Other anti-BCMA bispecific antibodies being explored in clinical trials include AMG 701, PF-06863135, CC-93269, and, REGN-5458.
The third anti-BCMA treatment modality Mailankody covered was ADCs. Data from the phase I DREAMM-1 trial showed that the anti-BCMA ADC belantamab mafodotin (GSK2857916) elicited an ORR of 60%, including 3 CRs and 2 sCRs.5 The median PFS was 12 months (95% CI, 3.1-NE), and the median duration of response was 14.3 months (95% CI, 10.6-NE).

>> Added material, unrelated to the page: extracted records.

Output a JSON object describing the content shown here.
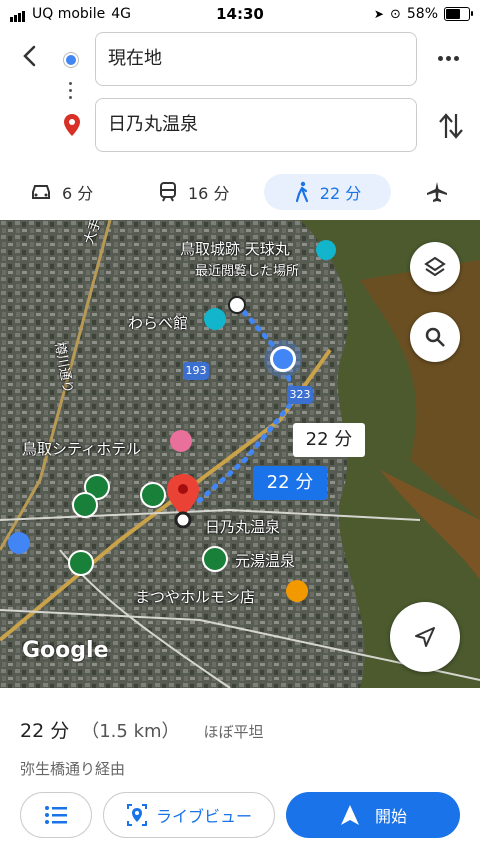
{
  "status": {
    "carrier": "UQ mobile",
    "network": "4G",
    "time": "14:30",
    "battery": "58%",
    "battery_level": 0.58
  },
  "route": {
    "origin": "現在地",
    "destination": "日乃丸温泉"
  },
  "modes": [
    {
      "name": "car",
      "label": "6 分"
    },
    {
      "name": "transit",
      "label": "16 分"
    },
    {
      "name": "walk",
      "label": "22 分"
    },
    {
      "name": "flight",
      "label": ""
    }
  ],
  "map": {
    "labels": {
      "castle": "鳥取城跡 天球丸",
      "recent": "最近閲覧した場所",
      "warabe": "わらべ館",
      "hotel": "鳥取シティホテル",
      "dest": "日乃丸温泉",
      "motoyu": "元湯温泉",
      "matsuya": "まつやホルモン店",
      "road193": "193",
      "road323": "323",
      "street_left": "大手通り",
      "street_mid": "樽川通り"
    },
    "callout_alt": "22 分",
    "callout_main": "22 分",
    "logo": "Google"
  },
  "summary": {
    "time": "22 分",
    "distance": "（1.5 km）",
    "terrain": "ほぼ平坦",
    "via": "弥生橋通り経由"
  },
  "buttons": {
    "steps": "",
    "live_view": "ライブビュー",
    "start": "開始"
  },
  "colors": {
    "accent": "#1a73e8",
    "route_dots": "#4285f4",
    "pin": "#ea4335"
  }
}
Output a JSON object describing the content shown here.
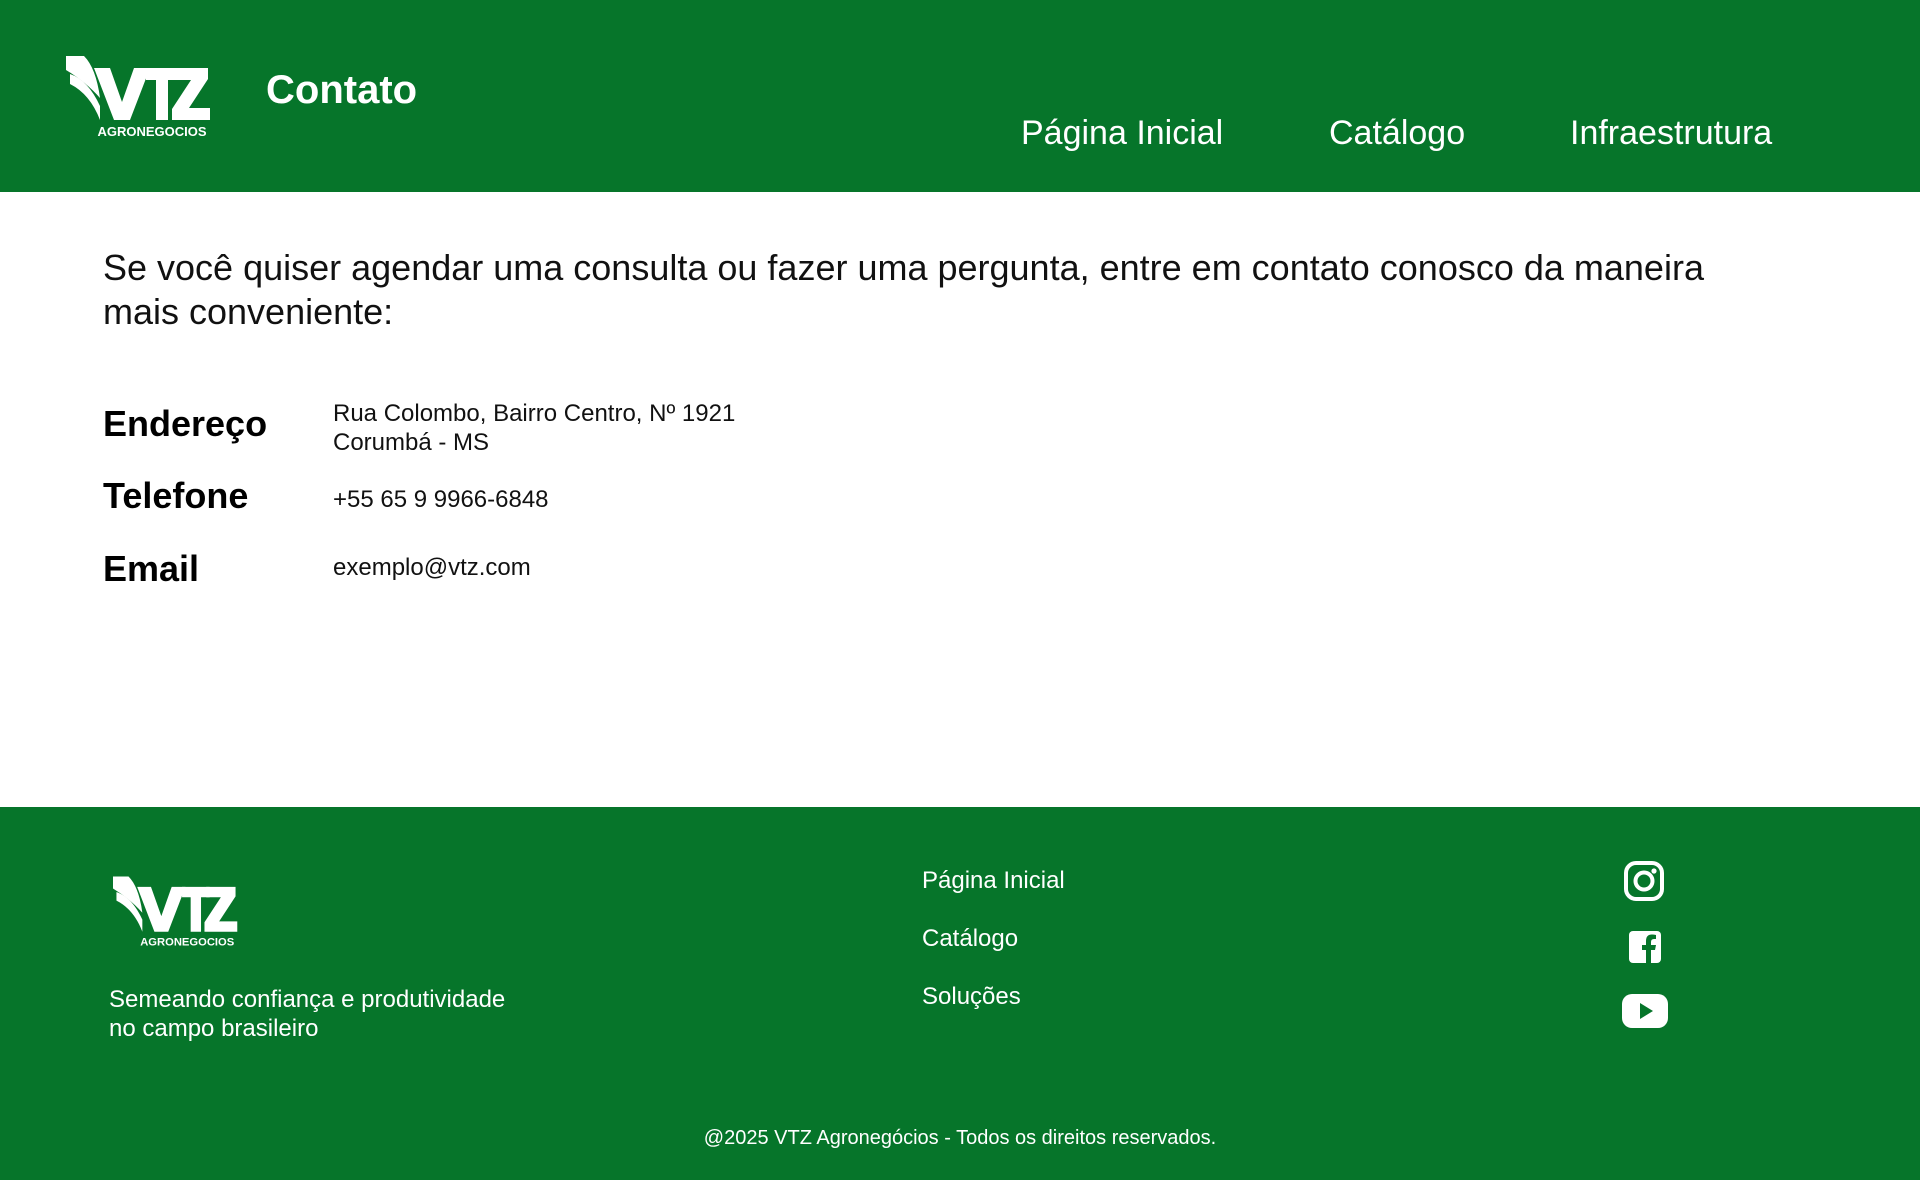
{
  "header": {
    "logo": {
      "mark": "VTZ",
      "sub": "AGRONEGOCIOS"
    },
    "title": "Contato",
    "nav": [
      {
        "label": "Página Inicial"
      },
      {
        "label": "Catálogo"
      },
      {
        "label": "Infraestrutura"
      }
    ]
  },
  "main": {
    "intro_line1": "Se você quiser agendar uma consulta ou fazer uma pergunta, entre em contato conosco da maneira",
    "intro_line2": "mais conveniente:",
    "contacts": [
      {
        "label": "Endereço",
        "value_line1": "Rua Colombo, Bairro Centro, Nº 1921",
        "value_line2": "Corumbá - MS"
      },
      {
        "label": "Telefone",
        "value_line1": "+55 65 9 9966-6848"
      },
      {
        "label": "Email",
        "value_line1": "exemplo@vtz.com"
      }
    ]
  },
  "footer": {
    "logo": {
      "mark": "VTZ",
      "sub": "AGRONEGOCIOS"
    },
    "tagline_line1": "Semeando confiança e produtividade",
    "tagline_line2": "no campo brasileiro",
    "links": [
      {
        "label": "Página Inicial"
      },
      {
        "label": "Catálogo"
      },
      {
        "label": "Soluções"
      }
    ],
    "social": [
      {
        "icon": "instagram-icon"
      },
      {
        "icon": "facebook-icon"
      },
      {
        "icon": "youtube-icon"
      }
    ],
    "copyright": "@2025 VTZ Agronegócios - Todos os direitos reservados."
  },
  "colors": {
    "brand_green": "#06752a",
    "text_white": "#ffffff",
    "text_dark": "#111111"
  }
}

Among heavily pretreated patients who were refractory to both an IMiD and a proteasome inhibitor (n = 32), the median PFS was 7.9 months (95% CI, 2.3-NE) and the ORR was 56.3%. In patients who did not receive prior treatment with daratumumab (n = 21), the ORR was 71.4% and the median PFS was 15.7 months (95% CI, 2.3—NE). Patients who were double refractory and were previously treated with daratumumab (n = 13) had a median PFS of 6.2 months (95% CI, 0.7-7.9) and an ORR of 38.5%. In those patients who did previously receive daratumumab, the median PFS was 6.8 months (95% CI, 1.3–NE).
In August 2019, GSK, the manufacturer of belantamab mafodotin, announced that the ADC had met the primary endpoint of demonstrating a clinically meaningful ORR in patients with relapsed/refractory multiple myeloma enrolled in the phase II DREAMM-2 trial.6
The FDA granted belantamab mafodotin a breakthrough therapy designation in November 2017 for the treatment of patients with relapsed/refractory multiple myeloma who have failed ≥3 prior lines of therapy, including an anti-CD38 antibody, and who are refractory to a proteasome inhibitor and an IMiD.